The plane, which was called the PT-22 Recruit when it was used as a U.S. Army training aircraft, was intentionally designed to mimic the flight characteristics of larger warplanes, making it a tougher flying challenge, said Larry Lee, 68, of Atlanta, Georgia.
Lee lost his own PT-22 last summer when the engine failed as he was 130 feet above ground approaching a grass field.
Unlike Cessnas and other small planes, the PT-22 can roll over and plunge straight to the ground unless it is driven down and forward to keep up its speed.
Lee managed to land his plane in a soft area between pine trees although "I left my wings in the trees," he said.

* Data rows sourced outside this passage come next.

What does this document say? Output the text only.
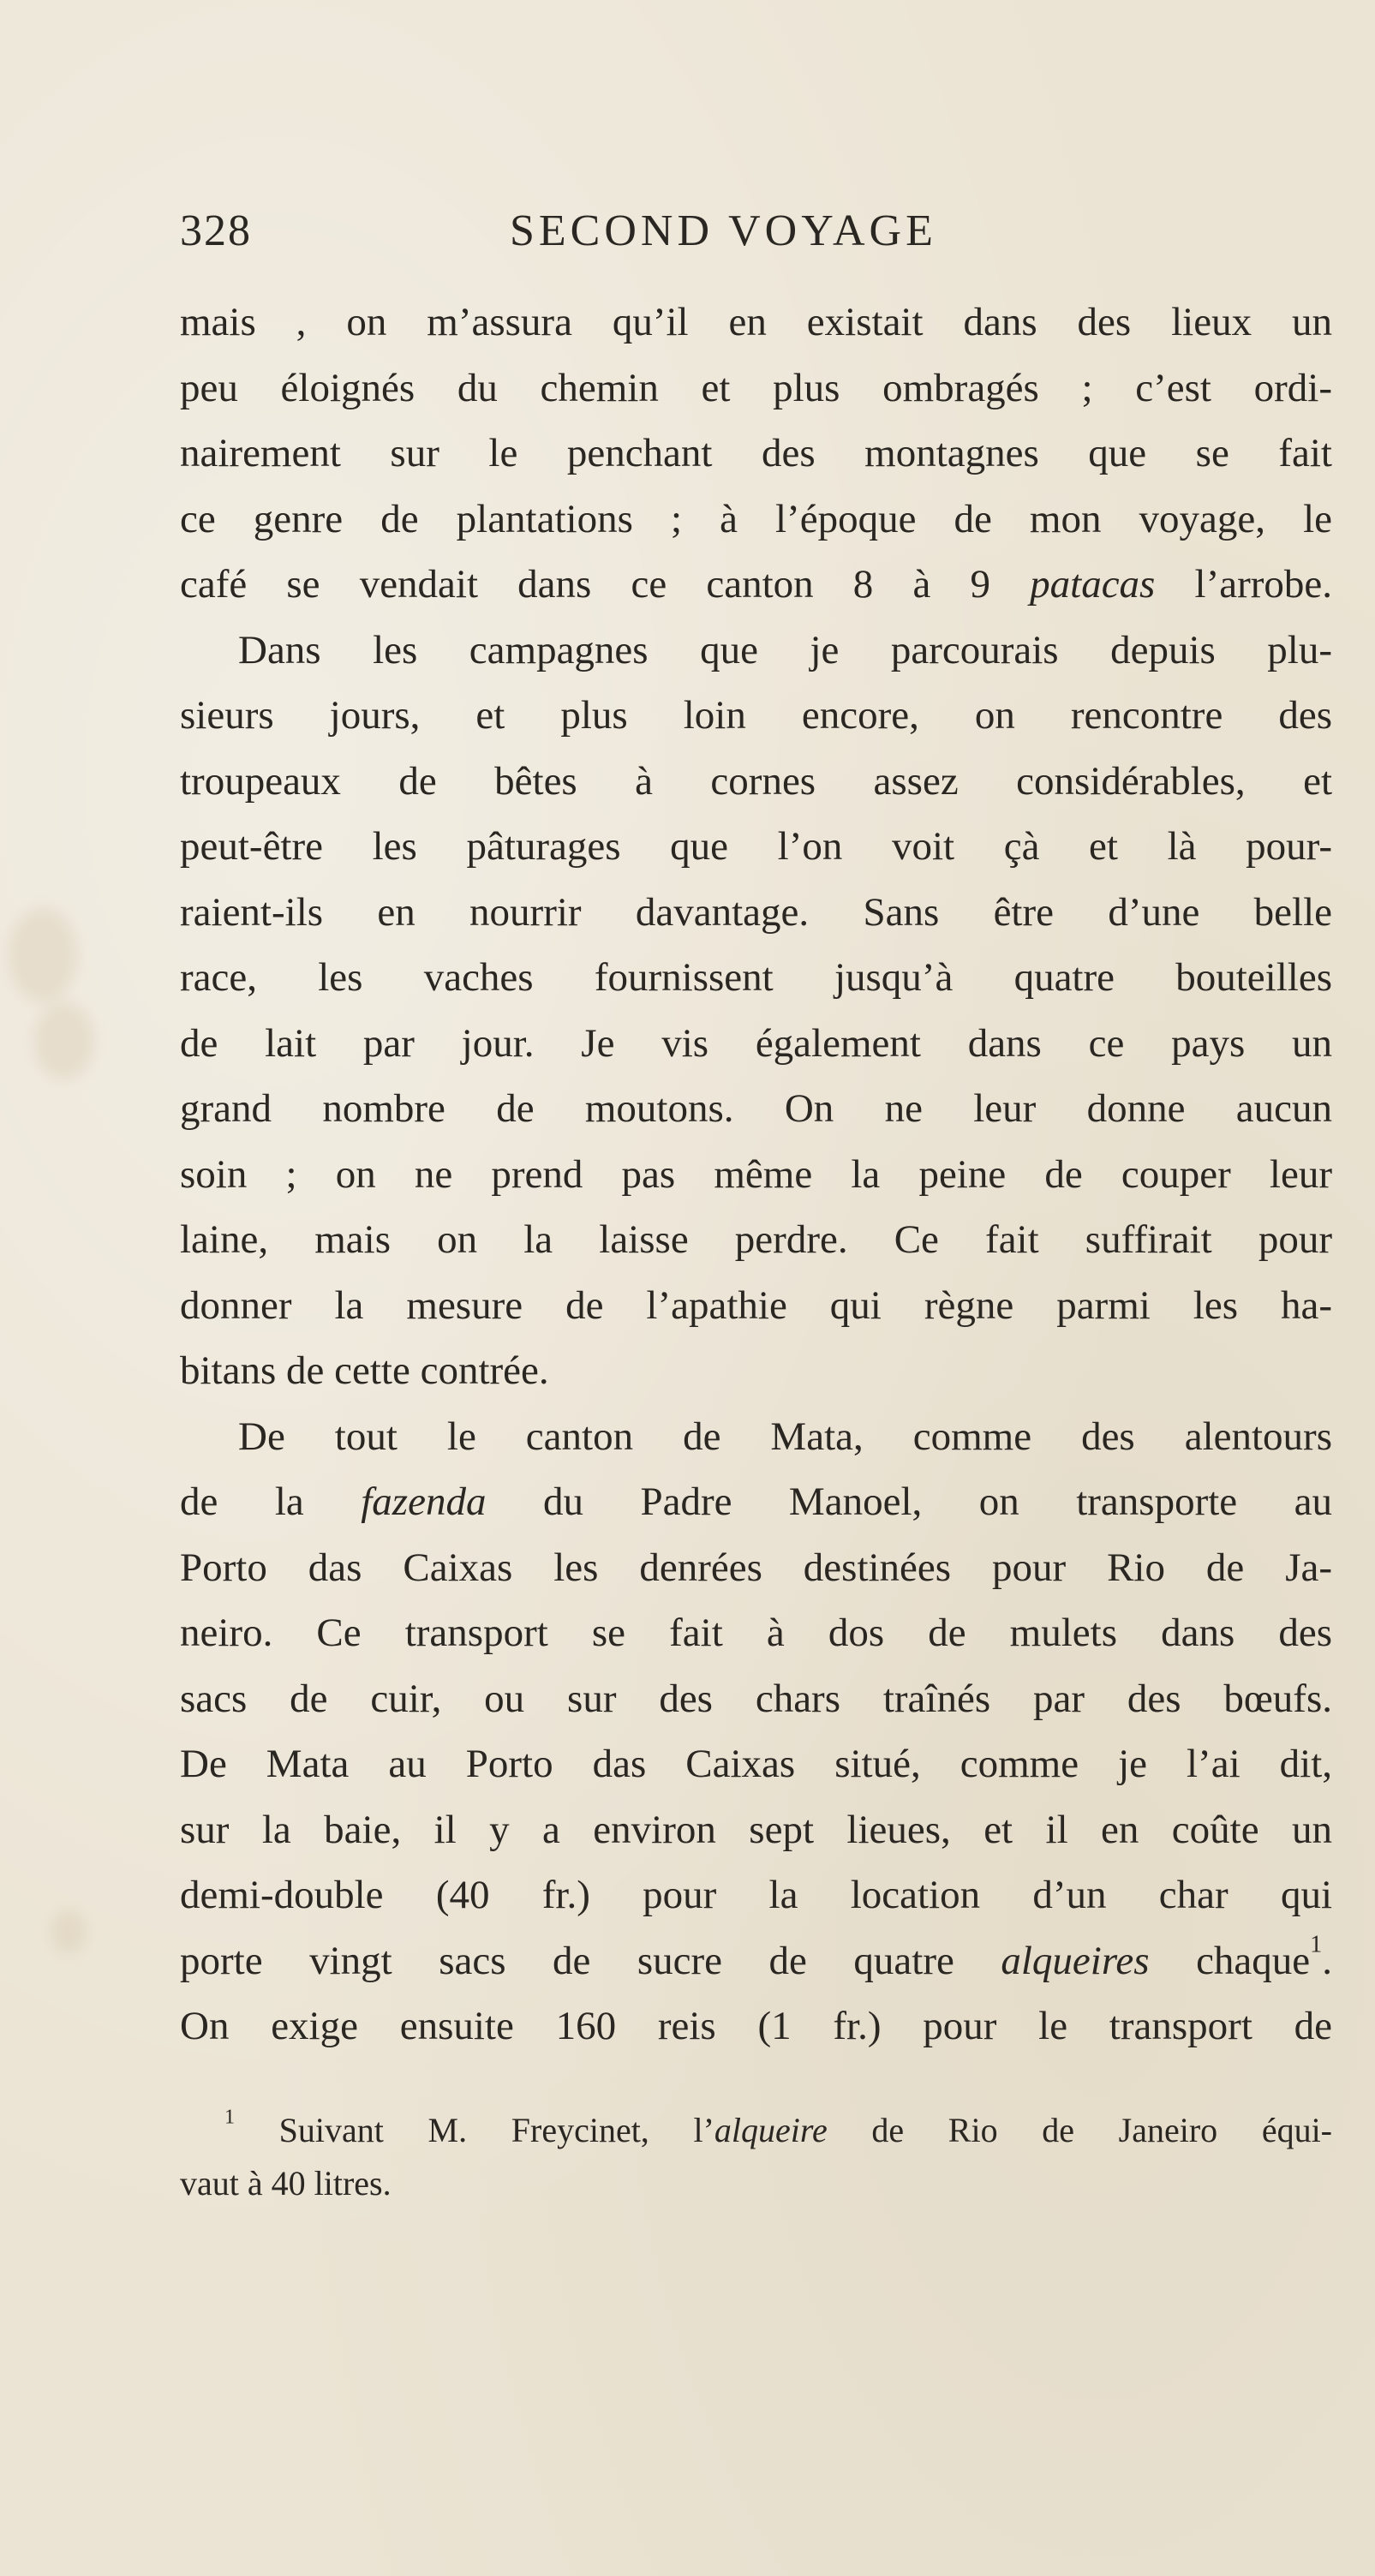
328	SECOND VOYAGE
mais , on m’assura qu’il en existait dans des lieux un
peu éloignés du chemin et plus ombragés ; c’est ordi-
nairement sur le penchant des montagnes que se fait
ce genre de plantations ; à l’époque de mon voyage, le
café se vendait dans ce canton 8 à 9 patacas l’arrobe.
Dans les campagnes que je parcourais depuis plu-
sieurs jours, et plus loin encore, on rencontre des
troupeaux de bêtes à cornes assez considérables, et
peut-être les pâturages que l’on voit çà et là pour-
raient-ils en nourrir davantage. Sans être d’une belle
race, les vaches fournissent jusqu’à quatre bouteilles
de lait par jour. Je vis également dans ce pays un
grand nombre de moutons. On ne leur donne aucun
soin ; on ne prend pas même la peine de couper leur
laine, mais on la laisse perdre. Ce fait suffirait pour
donner la mesure de l’apathie qui règne parmi les ha-
bitans de cette contrée.
De tout le canton de Mata, comme des alentours
de la fazenda du Padre Manoel, on transporte au
Porto das Caixas les denrées destinées pour Rio de Ja-
neiro. Ce transport se fait à dos de mulets dans des
sacs de cuir, ou sur des chars traînés par des bœufs.
De Mata au Porto das Caixas situé, comme je l’ai dit,
sur la baie, il y a environ sept lieues, et il en coûte un
demi-double (40 fr.) pour la location d’un char qui
porte vingt sacs de sucre de quatre alqueires chaque$^1$.
On exige ensuite 160 reis (1 fr.) pour le transport de
$^1$ Suivant M. Freycinet, l’alqueire de Rio de Janeiro équi-
vaut à 40 litres.
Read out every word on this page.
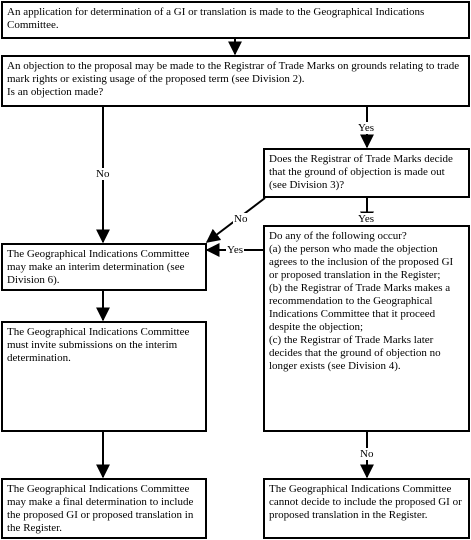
An application for determination of a GI or translation is made to the Geographical Indications Committee.

An objection to the proposal may be made to the Registrar of Trade Marks on grounds relating to trade mark rights or existing usage of the proposed term (see Division 2).

Is an objection made?

Does the Registrar of Trade Marks decide that the ground of objection is made out (see Division 3)?

The Geographical Indications Committee may make an interim determination (see Division 6).

Do any of the following occur?

(a) the person who made the objection agrees to the inclusion of the proposed GI or proposed translation in the Register;

(b) the Registrar of Trade Marks makes a recommendation to the Geographical Indications Committee that it proceed despite the objection;

(c) the Registrar of Trade Marks later decides that the ground of objection no longer exists (see Division 4).

The Geographical Indications Committee must invite submissions on the interim determination.

The Geographical Indications Committee may make a final determination to include the proposed GI or proposed translation in the Register.

The Geographical Indications Committee cannot decide to include the proposed GI or proposed translation in the Register.

Yes
No
Yes
No
Yes
No
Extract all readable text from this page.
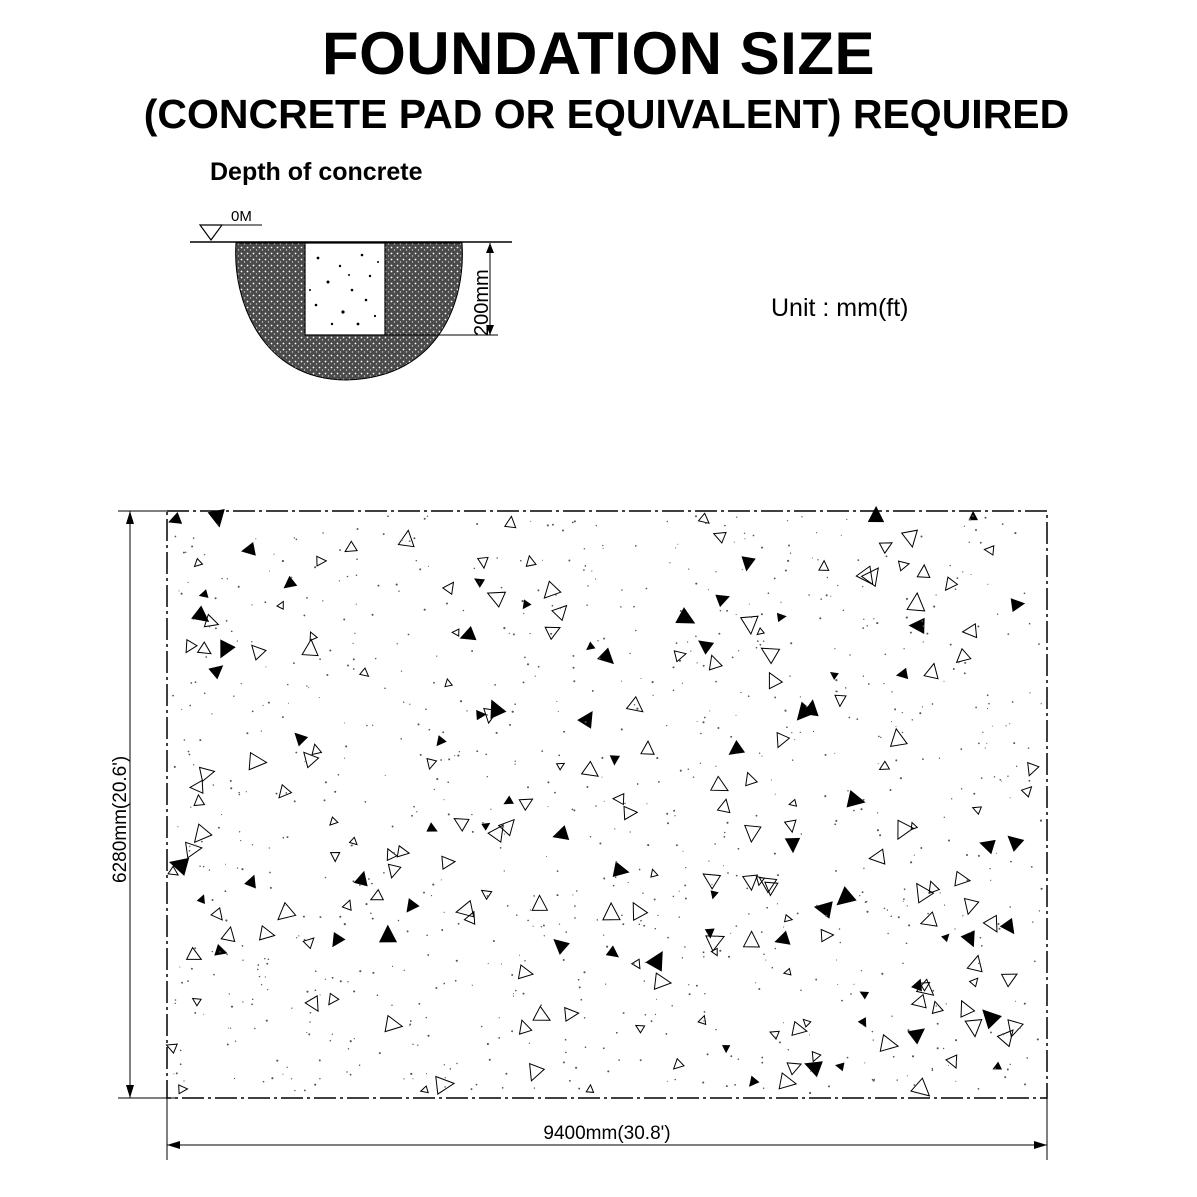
FOUNDATION SIZE
(CONCRETE PAD OR EQUIVALENT) REQUIRED
Depth of concrete
Unit : mm(ft)
0M
200mm
6280mm(20.6')
9400mm(30.8')
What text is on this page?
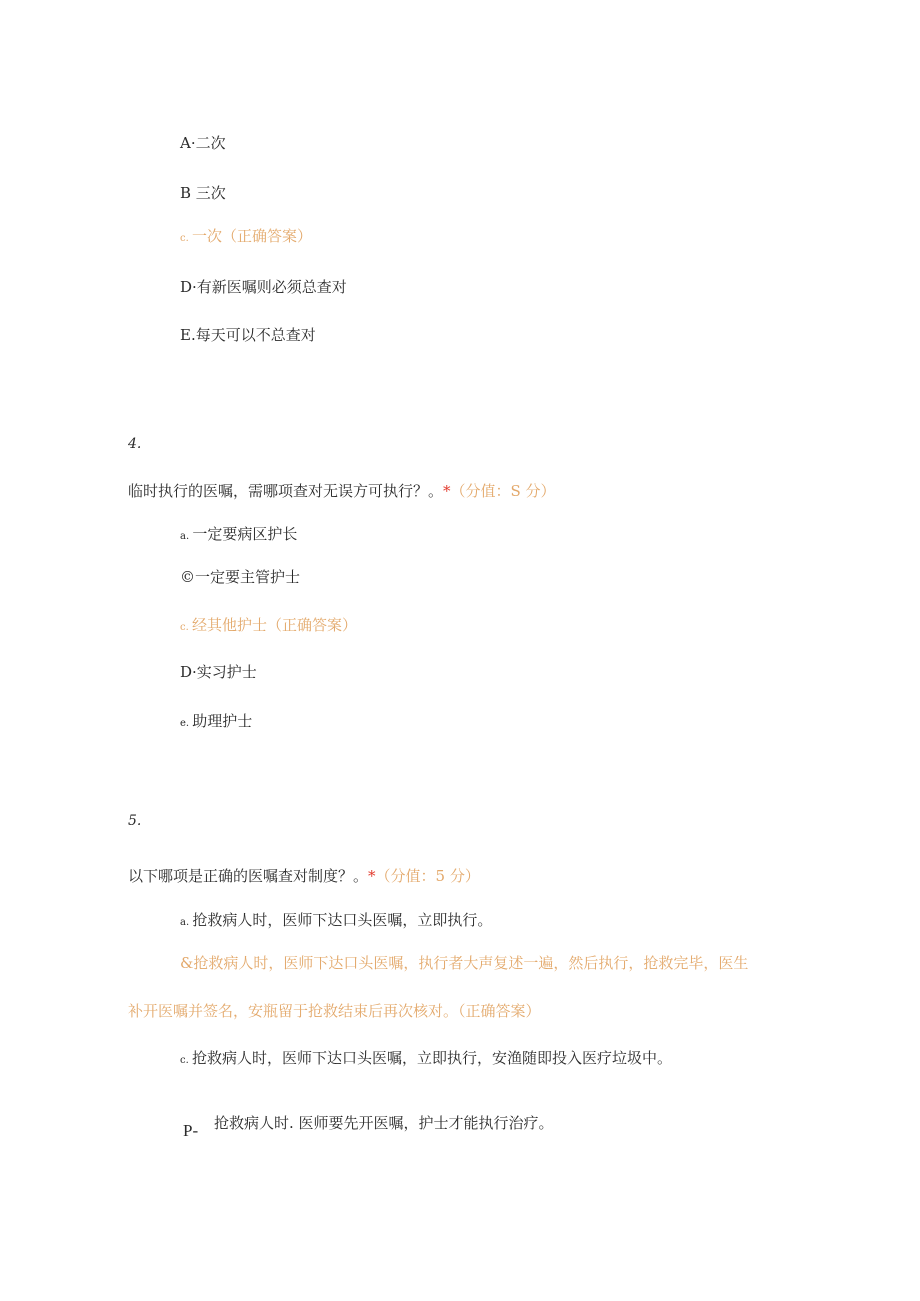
A·二次
B 三次
c. 一次（正确答案）
D·有新医嘱则必须总查对
E.每天可以不总查对
4.
临时执行的医嘱，需哪项查对无误方可执行？。*（分值：S 分）
a. 一定要病区护长
©一定要主管护士
c. 经其他护士（正确答案）
D·实习护士
e. 助理护士
5.
以下哪项是正确的医嘱查对制度？。*（分值：5 分）
a. 抢救病人时，医师下达口头医嘱，立即执行。
&抢救病人时，医师下达口头医嘱，执行者大声复述一遍，然后执行，抢救完毕，医生
补开医嘱并签名，安瓶留于抢救结束后再次核对。（正确答案）
c. 抢救病人时，医师下达口头医嘱，立即执行，安渔随即投入医疗垃圾中。
P- 抢救病人时. 医师要先开医嘱，护士才能执行治疗。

Ford, an experienced pilot, did the right thing in the emergency, Lee said.
"Keeping the plane under control...saved his life and the lives of people on the ground," Lee said.
Ford is not the only Hollywood heavyweight at Santa Monica's airport, which sits amid million-dollar homes near the Pacific Ocean.
A studio executive who pilots his own aircraft and said he saw Ford's flight described the landing as remarkable.
"He made the correct turn that the plane was designed for with an engine out," Relativity Media CEO Ryan Kavanaugh told The Hollywood Reporter. "Ninety-nine percent of pilots would have turned around to go back to the runway and would have crashed."
The fact that a spinal surgeon was playing a round of golf after a morning operation gave the crash-landing its own movie-like quality.
Khurana didn't realize the actor who played Han Solo and Indiana Jones was at the plane's controls until Ford lay about 10 yards from the plane. Fellow golfers who rushed to the pilot's aid helped remove him from the open cockpit, fearing leaking fuel might ignite.
After hitting a tree, the plane "kind of spun a little bit and belly-flopped" with such force it felt like a small earthquake, Khurana said. He estimated it fell "like a rock" about 100 feet.
After dropping his clubs and rushing about 50 yards to the plane, Khurana found a bloodied pilot groaning, complaining of pain below his waist and "trying to get a sense of where he was and what had happened."
It took several golfers to hoist Ford away from the wreckage, Khurana said.
"My initial fear was this was going to be one of those very serious, very tragic injuries right away. Fortunately, he was remarkably intact," Khurana said.
As the doctor checked Ford's breathing, circulation and other vitals, Khurana's optimism grew. Then he realized he was treating the man who brought to life heroic characters of his youth.
It didn't take long for paramedics to arrive and for Khurana to reflect on what had happened.
"I don't think I would have ever imagined waking up that morning, that after an early day of surgery, I'd see an airplane crash," he said. "It's a very odd scenario. But I'm glad I could have been of help."
Associated Press writer John Antczak contributed to this story.